Gorillas still recognise masters after more than 10 years

Gorillas still recognise masters after more than 10 years

Two gorillas released into the wild in Africa after being reared in captivity still recognise their masters more than a decade later

Two Western lowland gorillas were released into the jungles of West Africa more than a decade ago.

Djalta and Bimms were among the dozens of gorillas raised by conservationist Damian Aspinall at the Howletts Wild Animal Park in Kent, England.

He released them into the wild in 2003.

Mr Aspinall considers the animals part of his family, so his children became acquainted with them at an early age, reported The Dodo, an animal news website.

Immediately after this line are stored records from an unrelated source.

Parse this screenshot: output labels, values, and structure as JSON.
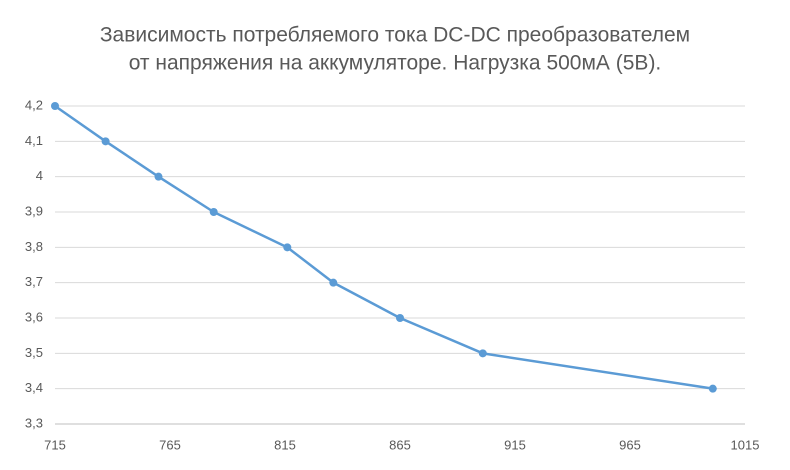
{
  "chart_data": {
    "type": "line",
    "title": [
      "Зависимость потребляемого тока DC-DC преобразователем",
      "от напряжения на аккумуляторе. Нагрузка 500мА (5В)."
    ],
    "x": [
      715,
      737,
      760,
      784,
      816,
      836,
      865,
      901,
      1001
    ],
    "series": [
      {
        "name": null,
        "color": "#5b9bd5",
        "values": [
          4.2,
          4.1,
          4,
          3.9,
          3.8,
          3.7,
          3.6,
          3.5,
          3.4
        ]
      }
    ],
    "xlim": [
      715,
      1015
    ],
    "xticks": [
      715,
      765,
      815,
      865,
      915,
      965,
      1015
    ],
    "ylim": [
      3.3,
      4.2
    ],
    "yticks": [
      {
        "value": 3.3,
        "label": "3,3"
      },
      {
        "value": 3.4,
        "label": "3,4"
      },
      {
        "value": 3.5,
        "label": "3,5"
      },
      {
        "value": 3.6,
        "label": "3,6"
      },
      {
        "value": 3.7,
        "label": "3,7"
      },
      {
        "value": 3.8,
        "label": "3,8"
      },
      {
        "value": 3.9,
        "label": "3,9"
      },
      4,
      {
        "value": 4.1,
        "label": "4,1"
      },
      {
        "value": 4.2,
        "label": "4,2"
      }
    ],
    "grid": true
  }
}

His eldest daughter, Tansy, was 18 months old when she met Djalta and Bimms, laying the foundation for a friendship that hasn't been forgotten.

Mr Aspinall and Ms Tansy, now 25, recently travelled to the dense forests of Gabon, Africa, which the gorillas now call home, to reunite with them.

"We looked for many hours on the river to find them, and then they appeared after hearing my calls," Mr Aspinall, 54, said in a recent video of the reunion.

"It's a privilege to go and see an animal that you've raised in captivity, you released, and you don't see for a few years, and then you find them in the forest and they greet you like long-lost brothers.

"I can see, the way they were playing with me, how pleased they were to see me. It was so gentle, the way they were playing."

He said he was not sure how the animals would respond to seeing his daughter because they were released to the wild more than 10 years ago.

But despite the long time gap, they seemed to recognise her.

Said Mr Aspinall: "As Tansy approached, I could hear gorilla gurgles, and I felt more and more confident that she would be accepted by them."

Ms Tansy admitted she was apprehensive about meeting the animals whom she had only known in captivity, though she soon found she was no stranger to them.

"It was amazing to see that not only did they know me, they also had such gentle looks on their faces that I felt immediately safe and reassured," Mail Online quoted her as saying.

"At no point did I feel fear."

"It was lovely to see Tansy with her old friends," her father said.

As Tansy approached, I could hear gorilla gurgles, and I felt more and more confident that she would be accepted by them.